By Nathan Willis
July 4, 2012
Orange is a GPLv3 Python module for
mining, classifying, and visualizing data. The main problem it
endeavors to help you solve is machine learning — analyzing and
modeling a set of test data so that you can use it to make predictions
about new data collected in the wild. Although you can use it to write
standard interpreted Python scripts, the project also comes with a
"visual programming" interface. Whether visual programming proves
useful may depend as much on the programmer as on the data, but Orange
makes it simple to explore your data set either way.
The Orange project site provides nightly-build tar downloads, as well as a .deb
package repository. In addition to Python (2.6 or 2.7 only), Orange
uses the Graphviz library
extensively to build visualizations. Orange Canvas, the visual
programming tool, requires Qt4.
The fundamentals
Orange is designed to ingest text-based data files; it understands the
C4.5
file format popular in the machine learning crowd, but it has a
native, tab-delimited file format, too. In Orange's format, the first
three lines are reserved for domain information: the first line holds
the attribute names, the second line holds the data type for each
attribute, and the third line lets you denote special features of
specific attributes. The most important special feature is
class, which designates an attribute as the distinguishing
characteristic of the statistical classes you are out to investigate.
The remainder of the file is data, one case per line.

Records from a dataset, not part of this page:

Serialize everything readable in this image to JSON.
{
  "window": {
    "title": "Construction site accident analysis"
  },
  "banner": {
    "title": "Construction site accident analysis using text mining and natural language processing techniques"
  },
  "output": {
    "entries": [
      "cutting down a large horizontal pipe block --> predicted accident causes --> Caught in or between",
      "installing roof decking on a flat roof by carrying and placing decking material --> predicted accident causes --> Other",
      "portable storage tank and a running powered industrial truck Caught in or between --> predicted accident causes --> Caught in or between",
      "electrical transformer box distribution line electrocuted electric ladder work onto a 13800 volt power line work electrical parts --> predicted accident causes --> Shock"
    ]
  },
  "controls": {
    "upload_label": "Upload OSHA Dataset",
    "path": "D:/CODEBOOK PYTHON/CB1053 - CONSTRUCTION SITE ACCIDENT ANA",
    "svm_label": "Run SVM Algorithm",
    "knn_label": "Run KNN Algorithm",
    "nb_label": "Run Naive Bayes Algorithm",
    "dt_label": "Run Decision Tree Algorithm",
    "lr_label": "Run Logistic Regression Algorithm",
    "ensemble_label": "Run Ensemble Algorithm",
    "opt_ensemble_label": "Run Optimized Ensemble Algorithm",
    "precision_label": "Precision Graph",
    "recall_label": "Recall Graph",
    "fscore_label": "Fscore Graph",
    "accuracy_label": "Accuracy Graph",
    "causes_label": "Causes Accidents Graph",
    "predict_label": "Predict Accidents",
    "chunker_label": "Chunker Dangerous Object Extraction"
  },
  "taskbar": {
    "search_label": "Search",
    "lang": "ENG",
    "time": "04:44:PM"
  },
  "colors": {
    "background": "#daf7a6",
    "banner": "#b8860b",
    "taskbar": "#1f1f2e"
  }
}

For example, if you have collected data on people who have registered
for the forum on your project site, you may have a range of attributes
including their country of origin, number of posts, age, whether they
use a custom avatar, number of "thumbs up" votes, and OS. If you are
interesting in exploring what makes a forum member eventually become a
contributor, however, a submittedPatch attribute is the one
you would mark as a class. That way you can have Orange
examine all of the other attributes to find out which ones (or which
combinations) accurately predict what will turn a forum member into a
contributor.
Orange provides functions to automatically compute simple statistical
summaries of your data: means, mean square errors, frequencies and
other basic facts. For example, the following example code loads a
data file from forum_users.tab, calls the
orange.DomainDistributions() function on it, and iterates
through the data's discrete attributes, reporting the frequency in
which each value occurs.
import orange
data = orange.ExampleTable("forum_users")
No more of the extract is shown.